Today marks the 72nd year since the Battle of Shanghai, the first and bloodiest battle of the entire Second Sino-Japanese War.
The Second Battle of Shanghai, also known as the Battle of Songhu (淞滬會戰) in Chinese, lasted from August 13 to November 9, 1937. It was the first major battle of 22 engagements fought between the Republic of China’s National Revolutionary Army and the Empire of Japan’s Imperial Japanese Army.
According to Wikipedia:
Since 1931, China and Japan had been embroiled in incessant, smaller conflicts, often known as “incidents,” that saw China lose territories piece by piece. The term “incident” traditionally has been used to downplay Japanese invasions of China. By August 1937, following the Marco Polo Bridge Incident of July 7 and the ensuing Japanese invasion of North China, Generalissimo Chiang Kai-shek decided to lead China into total war with Japan, though without a formal declaration of war.

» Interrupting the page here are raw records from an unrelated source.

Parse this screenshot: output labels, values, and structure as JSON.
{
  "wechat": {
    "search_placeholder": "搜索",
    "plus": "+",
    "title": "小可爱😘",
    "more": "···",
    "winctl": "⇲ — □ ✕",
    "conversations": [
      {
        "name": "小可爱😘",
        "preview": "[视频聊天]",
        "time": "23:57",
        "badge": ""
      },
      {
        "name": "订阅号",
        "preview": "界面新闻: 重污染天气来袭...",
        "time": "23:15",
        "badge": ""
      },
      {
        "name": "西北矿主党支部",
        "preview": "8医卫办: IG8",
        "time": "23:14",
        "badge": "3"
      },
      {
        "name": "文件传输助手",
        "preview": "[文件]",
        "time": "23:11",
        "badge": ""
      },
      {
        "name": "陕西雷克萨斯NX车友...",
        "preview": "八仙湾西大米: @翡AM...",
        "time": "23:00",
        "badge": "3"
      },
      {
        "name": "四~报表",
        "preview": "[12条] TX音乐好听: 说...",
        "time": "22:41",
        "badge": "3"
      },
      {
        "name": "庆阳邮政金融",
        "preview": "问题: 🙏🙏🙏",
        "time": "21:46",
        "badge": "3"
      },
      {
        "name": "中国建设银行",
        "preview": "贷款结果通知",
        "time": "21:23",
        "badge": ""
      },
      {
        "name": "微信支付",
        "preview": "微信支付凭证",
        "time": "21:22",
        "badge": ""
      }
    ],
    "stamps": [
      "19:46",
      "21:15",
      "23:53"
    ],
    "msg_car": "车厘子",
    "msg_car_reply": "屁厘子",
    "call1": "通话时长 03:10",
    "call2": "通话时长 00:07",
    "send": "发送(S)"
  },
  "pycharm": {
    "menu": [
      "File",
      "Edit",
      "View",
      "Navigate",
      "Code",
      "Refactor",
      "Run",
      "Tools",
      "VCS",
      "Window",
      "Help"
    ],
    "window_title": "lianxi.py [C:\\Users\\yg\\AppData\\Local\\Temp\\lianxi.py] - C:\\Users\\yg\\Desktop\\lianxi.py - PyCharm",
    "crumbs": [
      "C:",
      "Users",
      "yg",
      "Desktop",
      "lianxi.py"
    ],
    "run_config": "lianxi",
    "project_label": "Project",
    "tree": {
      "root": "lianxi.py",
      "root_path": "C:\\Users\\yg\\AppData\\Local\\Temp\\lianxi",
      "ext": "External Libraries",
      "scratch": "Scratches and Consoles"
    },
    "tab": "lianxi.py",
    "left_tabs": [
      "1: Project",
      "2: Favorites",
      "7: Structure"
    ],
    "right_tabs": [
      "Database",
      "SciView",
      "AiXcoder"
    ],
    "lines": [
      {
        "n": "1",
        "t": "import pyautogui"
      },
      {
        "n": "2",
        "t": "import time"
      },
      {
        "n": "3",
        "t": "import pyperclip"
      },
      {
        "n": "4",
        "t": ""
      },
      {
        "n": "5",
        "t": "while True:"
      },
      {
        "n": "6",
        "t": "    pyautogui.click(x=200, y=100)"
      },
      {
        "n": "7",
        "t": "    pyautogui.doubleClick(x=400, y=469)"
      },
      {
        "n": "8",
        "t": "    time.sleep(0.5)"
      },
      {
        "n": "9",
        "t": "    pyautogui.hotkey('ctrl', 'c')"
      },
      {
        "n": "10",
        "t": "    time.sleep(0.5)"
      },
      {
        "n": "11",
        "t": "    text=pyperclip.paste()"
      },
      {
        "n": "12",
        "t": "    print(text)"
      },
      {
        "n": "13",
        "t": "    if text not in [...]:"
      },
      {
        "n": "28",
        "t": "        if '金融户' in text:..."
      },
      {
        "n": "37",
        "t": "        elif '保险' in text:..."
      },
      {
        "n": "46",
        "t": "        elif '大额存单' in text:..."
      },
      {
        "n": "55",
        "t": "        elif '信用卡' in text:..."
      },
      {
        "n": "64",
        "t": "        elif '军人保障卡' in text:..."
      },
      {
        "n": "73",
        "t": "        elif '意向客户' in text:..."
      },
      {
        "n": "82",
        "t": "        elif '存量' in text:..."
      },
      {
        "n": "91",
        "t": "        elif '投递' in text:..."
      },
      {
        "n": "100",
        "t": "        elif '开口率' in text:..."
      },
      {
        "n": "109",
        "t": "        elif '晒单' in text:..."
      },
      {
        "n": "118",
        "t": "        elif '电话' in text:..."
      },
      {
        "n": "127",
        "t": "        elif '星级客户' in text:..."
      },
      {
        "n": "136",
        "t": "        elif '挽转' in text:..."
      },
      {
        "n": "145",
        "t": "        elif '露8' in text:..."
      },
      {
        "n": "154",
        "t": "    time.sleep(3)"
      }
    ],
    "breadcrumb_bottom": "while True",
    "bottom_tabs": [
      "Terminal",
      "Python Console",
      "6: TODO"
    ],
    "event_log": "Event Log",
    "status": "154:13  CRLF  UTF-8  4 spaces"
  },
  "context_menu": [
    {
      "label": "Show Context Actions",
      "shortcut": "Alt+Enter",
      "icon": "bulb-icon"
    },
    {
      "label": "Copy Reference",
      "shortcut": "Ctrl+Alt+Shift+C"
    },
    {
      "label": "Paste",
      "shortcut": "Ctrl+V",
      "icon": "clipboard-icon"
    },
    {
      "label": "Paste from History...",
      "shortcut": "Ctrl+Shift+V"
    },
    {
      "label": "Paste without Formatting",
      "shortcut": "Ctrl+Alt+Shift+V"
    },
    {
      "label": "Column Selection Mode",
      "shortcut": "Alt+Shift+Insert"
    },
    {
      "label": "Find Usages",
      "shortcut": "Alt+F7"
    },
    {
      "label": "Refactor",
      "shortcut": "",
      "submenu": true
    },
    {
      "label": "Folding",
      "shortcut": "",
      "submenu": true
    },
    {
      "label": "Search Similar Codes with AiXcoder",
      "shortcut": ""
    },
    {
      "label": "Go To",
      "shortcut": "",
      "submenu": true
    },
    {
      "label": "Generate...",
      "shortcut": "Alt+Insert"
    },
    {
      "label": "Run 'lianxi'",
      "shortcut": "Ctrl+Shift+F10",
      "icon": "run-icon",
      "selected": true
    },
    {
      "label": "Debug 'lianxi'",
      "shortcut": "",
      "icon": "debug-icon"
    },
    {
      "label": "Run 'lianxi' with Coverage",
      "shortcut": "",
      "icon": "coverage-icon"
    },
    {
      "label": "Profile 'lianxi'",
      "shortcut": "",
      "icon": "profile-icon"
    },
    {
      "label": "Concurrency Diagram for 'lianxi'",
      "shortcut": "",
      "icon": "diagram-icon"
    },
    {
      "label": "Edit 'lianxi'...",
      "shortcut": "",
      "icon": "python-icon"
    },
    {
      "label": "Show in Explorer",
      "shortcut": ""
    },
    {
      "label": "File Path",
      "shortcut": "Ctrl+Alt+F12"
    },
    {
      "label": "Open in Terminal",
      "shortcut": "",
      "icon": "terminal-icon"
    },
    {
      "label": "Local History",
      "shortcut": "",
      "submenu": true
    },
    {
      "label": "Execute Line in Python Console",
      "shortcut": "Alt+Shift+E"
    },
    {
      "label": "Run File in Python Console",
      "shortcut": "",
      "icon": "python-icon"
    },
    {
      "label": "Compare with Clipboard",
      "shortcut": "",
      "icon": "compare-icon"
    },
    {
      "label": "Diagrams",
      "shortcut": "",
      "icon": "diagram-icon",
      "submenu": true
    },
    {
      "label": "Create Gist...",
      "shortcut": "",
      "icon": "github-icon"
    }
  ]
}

Dogged Chinese resistance at Shanghai was aimed at stalling the rapid Japanese advance, giving much needed time for the Chinese government to move vital industries to the interior, while at the same time attempting to bring sympathetic Western Powers to China’s side. During the fierce three-month battle, Chinese and Japanese troops fought in downtown Shanghai, in the outlying towns, and on the beaches of the Jiangsu coast, where the Japanese had made amphibious landings. The Chinese soldiers had to rely primarily on small-caliber weapons in their defence of Shanghai, against an overwhelming onslaught of air, naval, and armored striking power from Japan
The World War II database has an incredibly detailed account of the battle, which the Republic of China ultimately lost. Though the Japanese had predicted a victory over Shanghai in three days, the battle actually lasted for three months:
This battle was the first large-scale confrontation between the armies of Japan and China, and proved to be among the bloodiest. The greatest achievement of the Chinese was to inflict 40,000 casualties out of the 300,000 Japanese engaged and slowing the Japanese momentum. However, the achievement came at an extremely heavy price. The Chinese suffered 250,000 casualties out of 700,000 engaged, and worst of all, many of the casualties include the elite German-trained troops of the Chinese Army. The toll on experienced officers also had severe repercussions in subsequent events of the Second-Sino Japanese War.
Politically, Chiang’s position as the head of the Chinese republic suffered as a result of this loss, but the stubborn defense, despite the heavy losses, gave the international community some confidence in the fighting ability of the Chinese.